Protein is quickly becoming one of the most popular nutrients on the modern American menu. The vital macronutrient has transitioned from a simple dietary building block into a buzzword and fad, making it a prime target for food industry marketing strategies. In 2013, 57 percent of consumers increased their protein purchases, according to a recent Food Technology report. Starbucks’ new Doubleshot Coffee & Protein drink is the newest addition to the long line of protein products recently introduced to American consumers. It adds to a list of protein-packed granola bars, shakes, cereals, soups, and even potato chips.

Protein is one of the three basic macronutrients essential for health, growth, and immune function according to the National Institutes of Health. The other two macronutrients are fats and carbohydrates. We need protein to sustain a healthy stamina throughout the day, and Starbucks promises 20 grams (g) of protein with each 8-ounce (oz) serving of its coffee drink.

But, if you try the new drinks, you’ll be getting a lot more than just the protein.

Doubleshot Coffee & Protein contains about the 21g of sugar, 200 calories, and 2.5g of total fat in its vanilla flavor blend. The can is actually 11 oz, but the nutrition label only measures out for 8 oz. The extra 3 oz bring your sugar consumption to nearly 29g of sugar, breaking the recommended daily sugar intake per person. This month, the World Health Organization announced adults and children should limit their sugar calories to 10 percent of their total daily intake. The organization noted, however, that five percent is the ideal amount. That means for the average person, it is best to only consume 25g of sugar, or roughly 6 teaspoons a day.

"None of these sugars are going to do anything for your body," Brooke Alpert, registered dietitian and founder of counseling service B Nutritious, told the NY Daily News. “It’s a total miss. Protein at breakfast is a great way to start the day, but this isn't the answer.”

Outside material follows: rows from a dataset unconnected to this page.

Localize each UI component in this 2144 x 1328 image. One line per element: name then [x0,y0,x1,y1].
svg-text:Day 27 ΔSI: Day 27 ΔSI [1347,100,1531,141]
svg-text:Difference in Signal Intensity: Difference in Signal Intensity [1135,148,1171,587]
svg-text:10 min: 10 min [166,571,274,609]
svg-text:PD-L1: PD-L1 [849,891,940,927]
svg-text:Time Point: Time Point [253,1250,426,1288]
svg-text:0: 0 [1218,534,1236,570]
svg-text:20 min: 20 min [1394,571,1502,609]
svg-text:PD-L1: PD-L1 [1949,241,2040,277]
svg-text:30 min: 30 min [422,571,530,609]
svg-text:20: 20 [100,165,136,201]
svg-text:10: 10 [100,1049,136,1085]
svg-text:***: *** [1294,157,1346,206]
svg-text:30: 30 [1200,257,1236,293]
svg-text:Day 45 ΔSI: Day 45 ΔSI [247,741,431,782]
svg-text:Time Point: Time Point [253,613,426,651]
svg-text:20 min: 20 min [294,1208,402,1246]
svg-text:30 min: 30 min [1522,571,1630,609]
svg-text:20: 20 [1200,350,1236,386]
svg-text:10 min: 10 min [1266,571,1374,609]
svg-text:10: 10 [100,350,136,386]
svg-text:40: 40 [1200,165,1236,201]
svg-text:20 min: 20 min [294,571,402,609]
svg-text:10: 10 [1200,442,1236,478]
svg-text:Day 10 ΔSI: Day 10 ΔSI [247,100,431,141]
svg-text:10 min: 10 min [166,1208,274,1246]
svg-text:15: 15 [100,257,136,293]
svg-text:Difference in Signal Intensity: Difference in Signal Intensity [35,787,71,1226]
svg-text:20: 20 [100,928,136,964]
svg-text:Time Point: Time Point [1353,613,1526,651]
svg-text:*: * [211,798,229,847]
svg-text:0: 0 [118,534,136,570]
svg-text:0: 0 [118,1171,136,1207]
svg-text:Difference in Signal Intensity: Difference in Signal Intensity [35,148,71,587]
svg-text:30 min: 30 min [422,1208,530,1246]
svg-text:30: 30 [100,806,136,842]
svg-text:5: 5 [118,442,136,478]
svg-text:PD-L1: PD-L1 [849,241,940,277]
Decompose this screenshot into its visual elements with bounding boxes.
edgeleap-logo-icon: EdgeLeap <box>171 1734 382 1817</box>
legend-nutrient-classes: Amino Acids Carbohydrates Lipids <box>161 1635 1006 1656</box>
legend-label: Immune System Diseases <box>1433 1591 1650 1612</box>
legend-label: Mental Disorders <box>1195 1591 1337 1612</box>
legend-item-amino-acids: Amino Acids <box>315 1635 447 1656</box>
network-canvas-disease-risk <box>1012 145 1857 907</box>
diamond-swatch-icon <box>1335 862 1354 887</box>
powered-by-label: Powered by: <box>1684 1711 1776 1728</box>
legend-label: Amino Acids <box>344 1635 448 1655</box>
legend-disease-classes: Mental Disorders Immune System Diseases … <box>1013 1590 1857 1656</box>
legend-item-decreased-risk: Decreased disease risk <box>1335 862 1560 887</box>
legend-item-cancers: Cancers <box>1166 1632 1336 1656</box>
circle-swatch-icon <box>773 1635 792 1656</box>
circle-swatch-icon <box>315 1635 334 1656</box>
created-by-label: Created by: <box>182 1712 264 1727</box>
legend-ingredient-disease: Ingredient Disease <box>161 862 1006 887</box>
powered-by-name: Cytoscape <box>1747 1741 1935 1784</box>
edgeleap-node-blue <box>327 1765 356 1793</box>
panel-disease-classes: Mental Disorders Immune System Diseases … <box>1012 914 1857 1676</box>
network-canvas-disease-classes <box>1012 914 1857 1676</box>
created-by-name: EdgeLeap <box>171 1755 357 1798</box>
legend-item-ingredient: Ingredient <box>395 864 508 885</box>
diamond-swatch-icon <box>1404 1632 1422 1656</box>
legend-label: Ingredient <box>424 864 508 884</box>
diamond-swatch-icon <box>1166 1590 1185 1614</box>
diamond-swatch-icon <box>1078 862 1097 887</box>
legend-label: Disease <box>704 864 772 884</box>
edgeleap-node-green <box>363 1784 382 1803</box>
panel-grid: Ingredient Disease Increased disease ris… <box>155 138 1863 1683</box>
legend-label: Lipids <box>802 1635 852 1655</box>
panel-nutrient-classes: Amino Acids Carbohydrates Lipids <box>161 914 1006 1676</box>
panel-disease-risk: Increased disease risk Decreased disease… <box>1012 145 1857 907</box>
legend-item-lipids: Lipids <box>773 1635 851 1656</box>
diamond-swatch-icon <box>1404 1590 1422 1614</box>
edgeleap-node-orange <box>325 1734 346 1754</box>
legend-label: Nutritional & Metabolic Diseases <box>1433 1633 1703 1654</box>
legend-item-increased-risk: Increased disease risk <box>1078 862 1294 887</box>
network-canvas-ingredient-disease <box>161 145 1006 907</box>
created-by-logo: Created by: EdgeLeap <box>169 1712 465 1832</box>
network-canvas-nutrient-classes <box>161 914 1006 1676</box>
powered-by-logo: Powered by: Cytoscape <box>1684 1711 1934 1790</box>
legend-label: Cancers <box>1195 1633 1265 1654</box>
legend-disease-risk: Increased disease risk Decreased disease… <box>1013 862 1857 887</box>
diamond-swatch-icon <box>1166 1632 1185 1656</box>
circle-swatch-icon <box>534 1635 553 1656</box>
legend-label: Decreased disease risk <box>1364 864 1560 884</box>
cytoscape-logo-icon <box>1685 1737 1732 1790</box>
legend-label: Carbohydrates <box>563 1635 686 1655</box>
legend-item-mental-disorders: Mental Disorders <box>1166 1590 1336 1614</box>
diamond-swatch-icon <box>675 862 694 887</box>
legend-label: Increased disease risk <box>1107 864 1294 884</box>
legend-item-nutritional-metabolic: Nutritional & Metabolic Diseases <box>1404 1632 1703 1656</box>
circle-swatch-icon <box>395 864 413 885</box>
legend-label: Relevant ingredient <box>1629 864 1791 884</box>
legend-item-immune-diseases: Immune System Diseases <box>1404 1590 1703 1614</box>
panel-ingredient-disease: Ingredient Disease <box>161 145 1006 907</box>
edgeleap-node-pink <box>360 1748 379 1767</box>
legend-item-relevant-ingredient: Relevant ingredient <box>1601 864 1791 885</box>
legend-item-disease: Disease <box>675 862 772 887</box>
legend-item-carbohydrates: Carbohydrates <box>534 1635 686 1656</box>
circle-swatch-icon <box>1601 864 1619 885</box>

Protein labels help companies sell products according to demand, which is why consumers may want to be weary of the added ingredients, and sometimes alarming sugar and salt levels found in all different kinds of products you’d never think of.

Sugar aside, it's important to take a closer look at protein and understand how protein fits into your life. Protein forms structural tissue, repairs fibers, builds antibodies, hormones, blood plasma, and ultimately converts protein into muscle, according to a study published in the journal Proceedings of the Nutrition Society. But in order for protein to convert into beautiful biceps, tight abs, and toned calves, you need to exercise — and that is something many people don’t do. More than 50 percent of American actually meet the criteria for the Center for Disease Control and Prevention's (CDC) Physical Activity Guidelines. It’s easy to eat more of a particular food, but it’s not a dietary secret solution to fitness. When protein isn’t used, the body has two options. If you don't consume enough calories that day, cells will convert protein into fuel, but if you consume plenty of calories in addition to protein it'll just store them into your adipose tissue, also known as fat.

Overeating any type of of macronutrient, regardless whether it's a carbohydrate, fat, or protein, will convert fuel into a counterproductive energy intake, according to Essentials of Exercise Physiology. When an excess of protein couples with too many carbohydrates, like the 34 grams found in Starbucks' new drink, it fills the glycogen reserves, and the unused carbs and proteins convert to fat.

Exercise is the missing puzzle in a lot of people’s lives here in this country, where over two-thirds of Americans are either overweight or obese, according to the CDC. Based on current exercise trends, people grabbing a protein-rich coffee drink from the most popular coffee shop in the country probably aren’t going to a spin class or 10k afterward. Instead they’re likely heading to the office where they’ll sit with a belly full of sugar and wasteful protein.